Bill Browder, a leading critic of Russian President Vladimir Putin, criticized the World Economic Forum on social media for jacking up his entrance fee to the annual meeting in Davos that he has attended for the last 27 years.
Browder told The Associated Press that it was wasteful to pay a quarter of a million dollars for a ticket and he thought organizers of the elite gathering in the Swiss Alps didn't want him around.
A former manager with the Hermitage Fund, a large Russian investment fund, Browder says he has set aside his commercial activities and devotes his time to getting justice for his former lawyer Sergei Magnitsky, who was tortured and killed in Russian police custody in 2009, and other victims of human rights abuses.
On Monday, Browder made a stink on Twitter about how he was bowing out from the Davos event this year after organizers “raised the price of attendance to $250k for me (3x what they charged before).”
He said he traveled to the Alpine town anyway to push his argument that an estimated $350 billion in Russian funds frozen abroad — mostly in Western countries — should be used to help Ukraine fight back against Russia.
After the post fetched at least 1.7 million views, he doubled down Wednesday on Twitter, ridiculing how Switzerland had granted the Forum a special status as an international organization in 2015 that confers benefits like those enjoyed by the World Health Organization.
In an email Wednesday to the AP, Browder called the higher fee “an absurd request to make of a human rights activist … I don’t go to Davos to generate deals or profit but to advocate for a tough stance on Russia.”
After attending the last Davos meeting and learning that higher fees loomed for him in the future, Browder appealed in writing to Forum founder Klaus Schwab, saying he had stopped managing money nearly a decade ago and has “no source of revenue.”
In the past, Browder said, he had “dug into my own reserves” to attend “because Davos was a such an important venue to make progress in my campaign.”
Browder, an American-born British citizen, provided the AP with copies of his letter and a response from a forum staffer — not Schwab — who explained that the type of membership that the activist and former investment manager had previously enjoyed had been phased out.
In response to Browder's invective, Forum spokesman Yann Zopf said Wednesday that Browder had participated previously as CEO of Hermitage Capital Management and that he was "very welcome to re-engage with the Forum’s work.”
“Partnerships with businesses contribute to our ability to invite activists and civil society figures who tend to have considerably less resources,” Zopf said told the AP in a text message.

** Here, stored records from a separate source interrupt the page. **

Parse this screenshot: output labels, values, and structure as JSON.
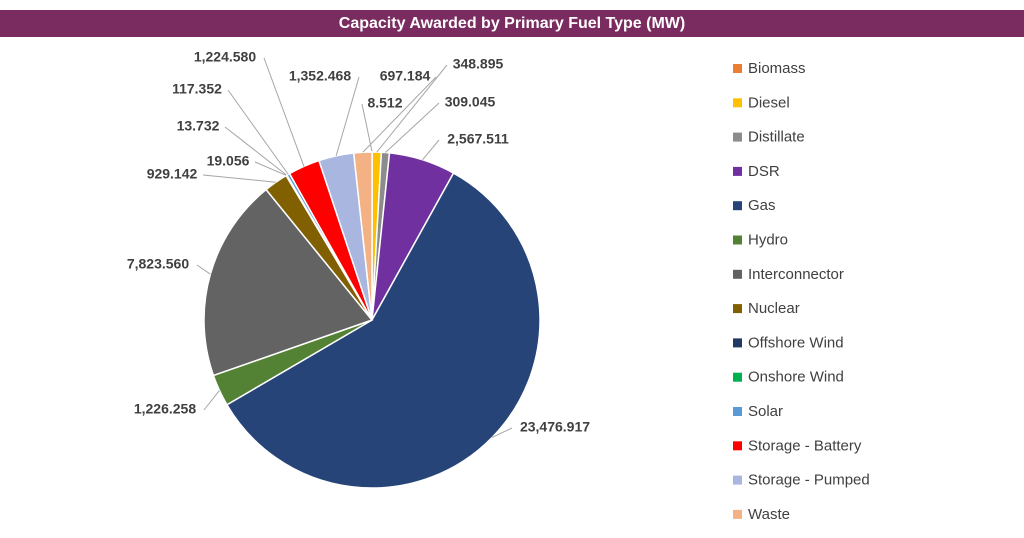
{
  "chart_data": {
    "type": "pie",
    "title": "Capacity Awarded by Primary Fuel Type (MW)",
    "categories": [
      "Biomass",
      "Diesel",
      "Distillate",
      "DSR",
      "Gas",
      "Hydro",
      "Interconnector",
      "Nuclear",
      "Offshore Wind",
      "Onshore Wind",
      "Solar",
      "Storage - Battery",
      "Storage - Pumped",
      "Waste"
    ],
    "values": [
      8.512,
      348.895,
      309.045,
      2567.511,
      23476.917,
      1226.258,
      7823.56,
      929.142,
      19.056,
      13.732,
      117.352,
      1224.58,
      1352.468,
      697.184
    ],
    "value_labels": [
      "8.512",
      "348.895",
      "309.045",
      "2,567.511",
      "23,476.917",
      "1,226.258",
      "7,823.560",
      "929.142",
      "19.056",
      "13.732",
      "117.352",
      "1,224.580",
      "1,352.468",
      "697.184"
    ],
    "colors": [
      "#ed7d31",
      "#ffc000",
      "#8c8c8c",
      "#7030a0",
      "#264478",
      "#548235",
      "#636363",
      "#806000",
      "#203864",
      "#00b050",
      "#5b9bd5",
      "#ff0000",
      "#a9b7e0",
      "#f4b183"
    ],
    "legend": "right"
  }
}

Browder said he had “grudgingly” paid the equivalent of $70,000 annually for many years — and that it would be absurd to waste $250,000 that could be spent on activities like tracing Russian corruption or filing criminal cases against Russian officials.
“No social activist could ever justify that kind of waste,” he said by email. "Clearly the WEF didn’t want me around.”
Browder, author of the best-selling book “Freezing Order” released in April, became famous leading a campaign that led to the passage of the “Magnitsky Act” by the U.S. Congress in 2012, which allows for asset freezes and visa bans of human rights violators in Russia.
He says some 33 other countries, mostly in the West, have enacted similar legislation.